Wird dann auch wieder die lange Strecke gesperrt wie letzten Samstag in Dortmund?


----------



## hellvis (10. Februar 2010)

ich zitiere die webseite:
_Die kürzere, *34 km Strecke*, mit einer Gesamtsteigung von 360 m und max. 14% Steigung, meist über einfach zu befahrende und breite Wege geführt, ist auch für Einsteiger und Familien geeignet._

_Die längere *Strecke, 54 km*, *1296 m Steigung* und *max., 26% Steigung* verlangt__ in der Regel schon mehr fahrerisches Können sowie Fahrradbeherrschung auf vergleichsweise anspruchsvollerem Terrain._ 

strecke:
http://www.speichensport.de/media/a0509d4e6e35cdc1ffff8e0bac144226.pdf


mich würde mal interessieren, was da unter "fahrerisches Können sowie Fahrradbeherrschung auf vergleichsweise anspruchsvollerem Terrain " verstanden wird.


----------



## 3radfahrer (10. Februar 2010)

Danke! Geile Strecke! Da war ich sogar schonmal. Da werd ich doch glatt mal mitfahren. Endlich mal ne vernünftige Strecke für diesen Winter!


----------



## 3radfahrer (13. Februar 2010)

Hi,

habs doch geahnt. Lange Strecke abgesagt. Super!!! 

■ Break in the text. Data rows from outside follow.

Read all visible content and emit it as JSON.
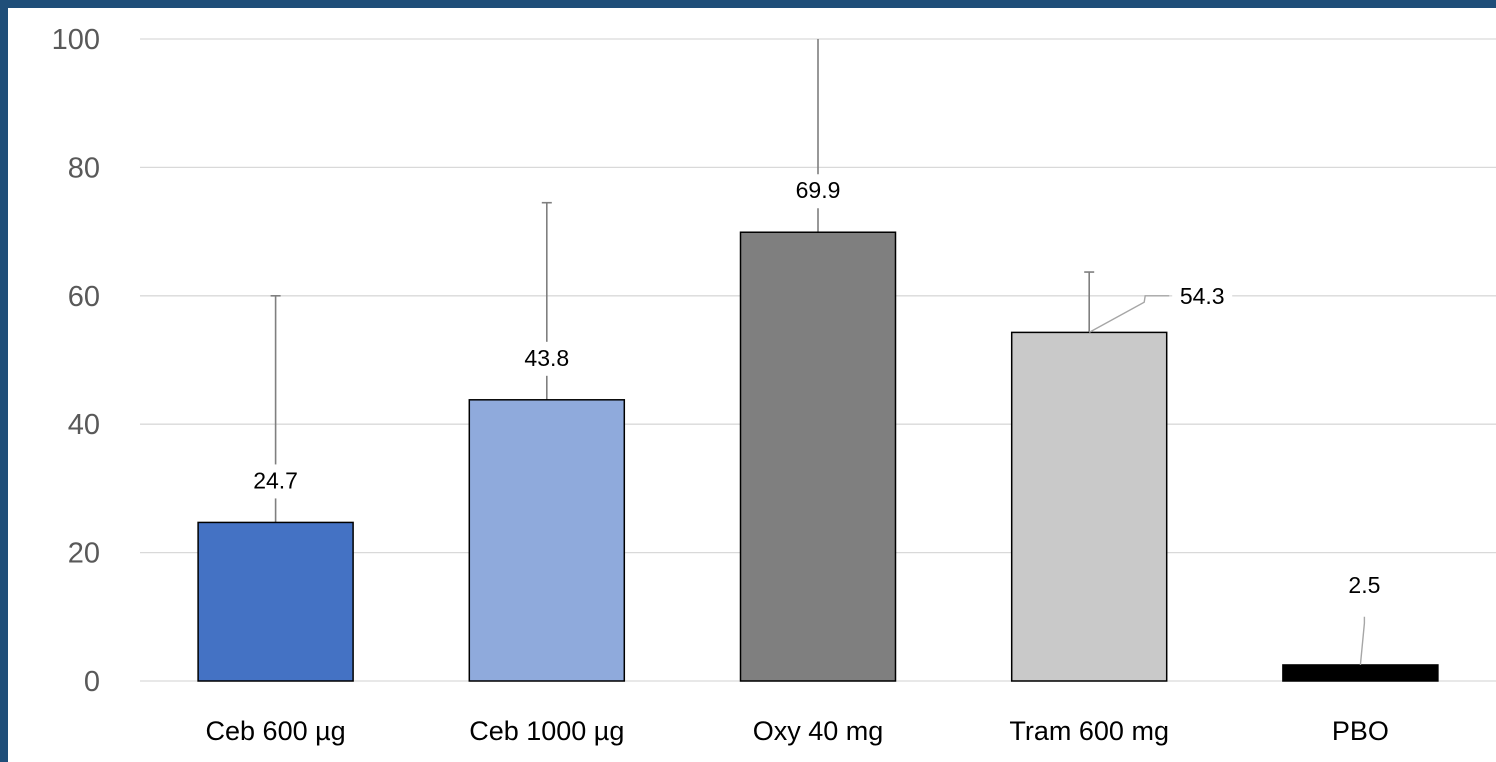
{
  "chart_data": {
    "type": "bar",
    "categories": [
      "Ceb 600 µg",
      "Ceb 1000 µg",
      "Oxy 40 mg",
      "Tram 600 mg",
      "PBO"
    ],
    "values": [
      24.7,
      43.8,
      69.9,
      54.3,
      2.5
    ],
    "value_labels": [
      "24.7",
      "43.8",
      "69.9",
      "54.3",
      "2.5"
    ],
    "error_upper": [
      60.0,
      74.5,
      100.0,
      63.7,
      null
    ],
    "colors": [
      "#4472c4",
      "#8faadc",
      "#7f7f7f",
      "#c9c9c9",
      "#000000"
    ],
    "ylim": [
      0,
      100
    ],
    "yticks": [
      0,
      20,
      40,
      60,
      80,
      100
    ],
    "ytick_labels": [
      "0",
      "20",
      "40",
      "60",
      "80",
      "100"
    ],
    "grid": true,
    "title": "",
    "xlabel": "",
    "ylabel": ""
  }
}
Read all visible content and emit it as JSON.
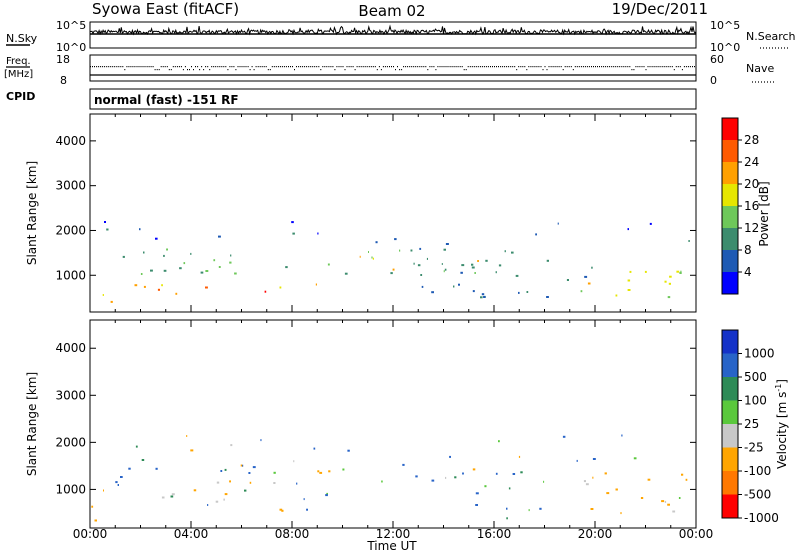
{
  "header": {
    "station": "Syowa East (fitACF)",
    "beam": "Beam 02",
    "date": "19/Dec/2011"
  },
  "noise_panel": {
    "left_label": "N.Sky",
    "right_label": "N.Search",
    "ticks_left": [
      "10^5",
      "10^0"
    ],
    "ticks_right": [
      "10^5",
      "10^0"
    ]
  },
  "freq_panel": {
    "left_label": "Freq.",
    "left_unit": "[MHz]",
    "right_label": "Nave",
    "ticks_left": [
      "18",
      "8"
    ],
    "ticks_right": [
      "60",
      "0"
    ]
  },
  "cpid_panel": {
    "label": "CPID",
    "text": "normal (fast) -151 RF"
  },
  "x_axis": {
    "label": "Time UT",
    "ticks": [
      "00:00",
      "04:00",
      "08:00",
      "12:00",
      "16:00",
      "20:00",
      "00:00"
    ]
  },
  "power_panel": {
    "ylabel": "Slant Range [km]",
    "yticks": [
      "1000",
      "2000",
      "3000",
      "4000"
    ],
    "colorbar_label": "Power [dB]",
    "colorbar_ticks": [
      "4",
      "8",
      "12",
      "16",
      "20",
      "24",
      "28"
    ],
    "colors": [
      "#0000ff",
      "#1e5ab4",
      "#3c8c6e",
      "#6ec85a",
      "#e6e600",
      "#ffa000",
      "#ff5a00",
      "#ff0000"
    ]
  },
  "velocity_panel": {
    "ylabel": "Slant Range [km]",
    "yticks": [
      "1000",
      "2000",
      "3000",
      "4000"
    ],
    "colorbar_label": "Velocity [m s^-1]",
    "colorbar_ticks": [
      "1000",
      "500",
      "100",
      "25",
      "-25",
      "-100",
      "-500",
      "-1000"
    ],
    "colors": [
      "#1432c8",
      "#2864c8",
      "#2e8b57",
      "#5ac83c",
      "#c8c8c8",
      "#ffa500",
      "#ff7800",
      "#ff0000"
    ]
  },
  "chart_data": [
    {
      "type": "heatmap",
      "title": "",
      "xlabel": "Time UT",
      "ylabel": "Slant Range [km]",
      "x_unit": "hours UT",
      "xlim": [
        0,
        24
      ],
      "ylim": [
        180,
        4600
      ],
      "colorbar": {
        "label": "Power [dB]",
        "range": [
          0,
          30
        ],
        "ticks": [
          4,
          8,
          12,
          16,
          20,
          24,
          28
        ]
      },
      "regions": [
        {
          "t": [
            0.2,
            17.0
          ],
          "r": [
            1050,
            1600
          ],
          "value": 12
        },
        {
          "t": [
            10.0,
            12.5
          ],
          "r": [
            1100,
            1450
          ],
          "value": 22
        },
        {
          "t": [
            15.0,
            17.5
          ],
          "r": [
            1250,
            1400
          ],
          "value": 20
        },
        {
          "t": [
            1.5,
            4.0
          ],
          "r": [
            800,
            1050
          ],
          "value": 18
        },
        {
          "t": [
            2.0,
            5.5
          ],
          "r": [
            500,
            800
          ],
          "value": 26
        },
        {
          "t": [
            5.5,
            7.0
          ],
          "r": [
            550,
            750
          ],
          "value": 26
        },
        {
          "t": [
            7.0,
            9.0
          ],
          "r": [
            650,
            850
          ],
          "value": 20
        },
        {
          "t": [
            0.0,
            1.0
          ],
          "r": [
            300,
            700
          ],
          "value": 18
        },
        {
          "t": [
            13.0,
            20.0
          ],
          "r": [
            500,
            1400
          ],
          "value": 8
        },
        {
          "t": [
            18.5,
            23.8
          ],
          "r": [
            500,
            1200
          ],
          "value": 18
        },
        {
          "t": [
            0.0,
            24.0
          ],
          "r": [
            1600,
            2300
          ],
          "value": 5
        }
      ]
    },
    {
      "type": "heatmap",
      "title": "",
      "xlabel": "Time UT",
      "ylabel": "Slant Range [km]",
      "x_unit": "hours UT",
      "xlim": [
        0,
        24
      ],
      "ylim": [
        180,
        4600
      ],
      "colorbar": {
        "label": "Velocity [m s^-1]",
        "ticks": [
          1000,
          500,
          100,
          25,
          -25,
          -100,
          -500,
          -1000
        ]
      },
      "regions": [
        {
          "t": [
            5.0,
            17.0
          ],
          "r": [
            1100,
            1600
          ],
          "value": 0
        },
        {
          "t": [
            2.0,
            9.5
          ],
          "r": [
            550,
            1000
          ],
          "value": 0
        },
        {
          "t": [
            0.0,
            1.0
          ],
          "r": [
            300,
            1000
          ],
          "value": -300
        },
        {
          "t": [
            1.0,
            3.0
          ],
          "r": [
            900,
            1500
          ],
          "value": 200
        },
        {
          "t": [
            3.0,
            4.5
          ],
          "r": [
            700,
            1100
          ],
          "value": -200
        },
        {
          "t": [
            14.5,
            18.0
          ],
          "r": [
            400,
            1400
          ],
          "value": 200
        },
        {
          "t": [
            19.5,
            23.8
          ],
          "r": [
            400,
            1400
          ],
          "value": -200
        },
        {
          "t": [
            0.0,
            24.0
          ],
          "r": [
            1600,
            2300
          ],
          "value": 0
        }
      ]
    }
  ]
}
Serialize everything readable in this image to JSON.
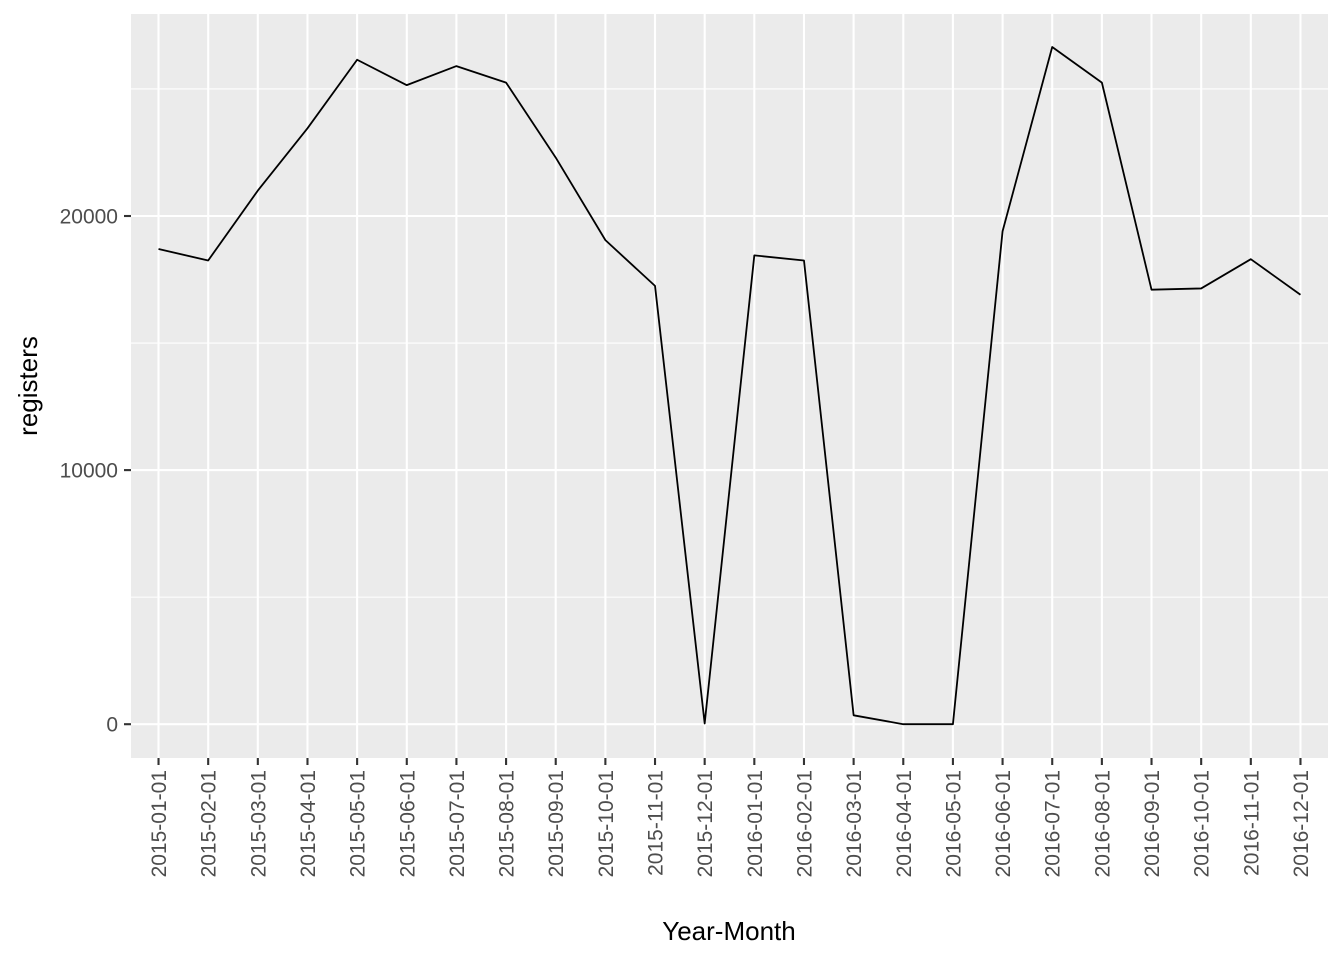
{
  "chart_data": {
    "type": "line",
    "title": "",
    "xlabel": "Year-Month",
    "ylabel": "registers",
    "x": [
      "2015-01-01",
      "2015-02-01",
      "2015-03-01",
      "2015-04-01",
      "2015-05-01",
      "2015-06-01",
      "2015-07-01",
      "2015-08-01",
      "2015-09-01",
      "2015-10-01",
      "2015-11-01",
      "2015-12-01",
      "2016-01-01",
      "2016-02-01",
      "2016-03-01",
      "2016-04-01",
      "2016-05-01",
      "2016-06-01",
      "2016-07-01",
      "2016-08-01",
      "2016-09-01",
      "2016-10-01",
      "2016-11-01",
      "2016-12-01"
    ],
    "series": [
      {
        "values": [
          18700,
          18250,
          21000,
          23450,
          26150,
          25150,
          25900,
          25250,
          22300,
          19050,
          17250,
          30,
          18450,
          18250,
          350,
          0,
          0,
          19400,
          26650,
          25250,
          17100,
          17150,
          18300,
          16900
        ],
        "color": "#000000"
      }
    ],
    "yticks": [
      0,
      10000,
      20000
    ],
    "ytick_labels": [
      "0",
      "10000",
      "20000"
    ],
    "ylim": [
      -1330,
      27950
    ],
    "grid": true,
    "legend": "none",
    "panel_background": "#EBEBEB",
    "grid_color": "#FFFFFF"
  }
}
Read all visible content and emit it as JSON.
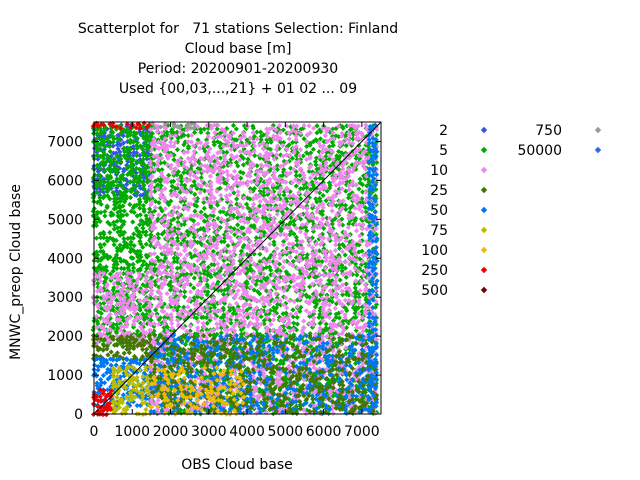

Weiss denn einer wieviele Höhenmeter die 45km Strecke hat. Lohnt es sich???


----------



## wozibo (13. Februar 2010)

hellvis schrieb:


> mich würde mal interessieren, was da unter "fahrerisches Können sowie Fahrradbeherrschung auf vergleichsweise anspruchsvollerem Terrain " verstanden wird.


Ich würde das mal mit 'nicht ausschließlich Fostautobahn' übersetzen. Aber Du bist doch aus der Gegend, also sollte Dir die Streckenkarte doch alles sagen...


----------



## killer_karpfen (13. Februar 2010)

weis jemand was das kostet wenn man sich da als 16 Jähriger Azubi anmeldet? kann man sich da vor ort anmelden? ist mein erstes "rennen"


----------



## killer_karpfen (14. Februar 2010)

Weis jemand ob man die 44 km Strecke auch mit einem 28 Zoll Crossbike absolvieren kann? Mein Vater würde nämlich auch gerne mitfahren


----------



## skaster (14. Februar 2010)

killer_karpfen schrieb:


> weis jemand was das kostet wenn man sich da als 16 Jähriger Azubi anmeldet? kann man sich da vor ort anmelden? ist mein erstes "rennen"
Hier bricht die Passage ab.